Embracing the 4th industrial revolution through “Agritech”
Having missed the first three industrial revolutions, we need to embrace this new age with religious zealousness. It doesn’t matter whether you believe in it or not. As Africans, we gave the world its first civilization and even went ahead to populate the entire unknown places of planet earth. Somehow, we folded our hands and watched the first three industrial revolutions passed by, choosing not to believe in them but rather putting our faith in needless religious ceremonies. we cannot afford to miss this train for it may well be the last train.

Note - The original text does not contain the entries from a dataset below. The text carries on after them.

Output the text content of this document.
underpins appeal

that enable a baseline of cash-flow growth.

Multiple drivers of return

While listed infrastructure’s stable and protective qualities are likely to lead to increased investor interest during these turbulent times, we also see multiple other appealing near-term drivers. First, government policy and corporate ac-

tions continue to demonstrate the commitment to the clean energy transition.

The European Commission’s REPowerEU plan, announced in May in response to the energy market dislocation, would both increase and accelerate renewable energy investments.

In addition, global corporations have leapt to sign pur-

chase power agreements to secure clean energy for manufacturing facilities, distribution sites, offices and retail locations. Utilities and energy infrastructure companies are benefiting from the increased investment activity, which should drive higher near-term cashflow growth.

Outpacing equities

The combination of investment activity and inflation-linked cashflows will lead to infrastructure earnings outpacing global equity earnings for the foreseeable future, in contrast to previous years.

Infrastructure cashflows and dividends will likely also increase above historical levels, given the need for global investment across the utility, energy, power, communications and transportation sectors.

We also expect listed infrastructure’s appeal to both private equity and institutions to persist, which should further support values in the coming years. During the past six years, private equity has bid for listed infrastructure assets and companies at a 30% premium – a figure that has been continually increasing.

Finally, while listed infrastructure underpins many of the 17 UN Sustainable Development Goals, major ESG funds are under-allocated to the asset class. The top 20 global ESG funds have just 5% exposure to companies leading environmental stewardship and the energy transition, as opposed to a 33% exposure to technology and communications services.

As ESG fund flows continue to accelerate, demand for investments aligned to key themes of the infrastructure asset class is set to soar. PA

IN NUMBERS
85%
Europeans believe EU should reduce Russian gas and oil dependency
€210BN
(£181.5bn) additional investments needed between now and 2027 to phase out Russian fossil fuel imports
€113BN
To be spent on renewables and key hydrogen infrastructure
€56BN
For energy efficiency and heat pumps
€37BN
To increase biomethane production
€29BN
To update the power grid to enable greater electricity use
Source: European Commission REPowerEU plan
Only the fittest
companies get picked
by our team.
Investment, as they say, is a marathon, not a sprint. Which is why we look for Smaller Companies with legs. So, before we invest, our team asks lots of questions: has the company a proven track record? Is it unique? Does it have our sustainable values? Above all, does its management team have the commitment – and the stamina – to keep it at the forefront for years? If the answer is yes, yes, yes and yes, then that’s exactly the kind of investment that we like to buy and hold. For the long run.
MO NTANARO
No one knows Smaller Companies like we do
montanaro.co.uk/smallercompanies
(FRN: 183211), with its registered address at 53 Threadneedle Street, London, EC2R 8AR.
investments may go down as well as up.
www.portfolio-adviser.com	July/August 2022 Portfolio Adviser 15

Fortunately for us, it seems to me we have finally woken up from our years of mental and economic slumber. There are many young Ghanaians and Africans in general who now believe that the future lies in data and digitization. We are now moving towards the knowledge economy and no longer believe in the raw material-based economy which were callously enforced by our colonizers. These young people who are starting businesses in what we now call “Agritech” companies need to be given direct support through deliberate Government programs designed to encourage further innovation and scalability. These start-ups as well as all the growth stage companies like my own Esoko needs to run faster than we have ever done to keep up with the rapidly evolving mantra of digitization and data science. In doing so, we must learn to cooperate and work together. Developing several agritech entrepreneurs in close succession raises some questions regarding the commercial sustainability of these enterprises. Some have argued that with the many entrepreneurs, each of them tackling one or two challenges within segments of the value chain in a market like Ghana could lead to fragmentation and hurts the businesses’ ability to scale.
Whilst we think about this potential threat to the businesses ability to scale beyond Ghana, we must also remember that agriculture cannot be sustainable and run profitably without the total embrace of big data, digitization, AI and Internet of Things. Ghana and African’s in general cannot, and must not, for the 4th time, miss this train.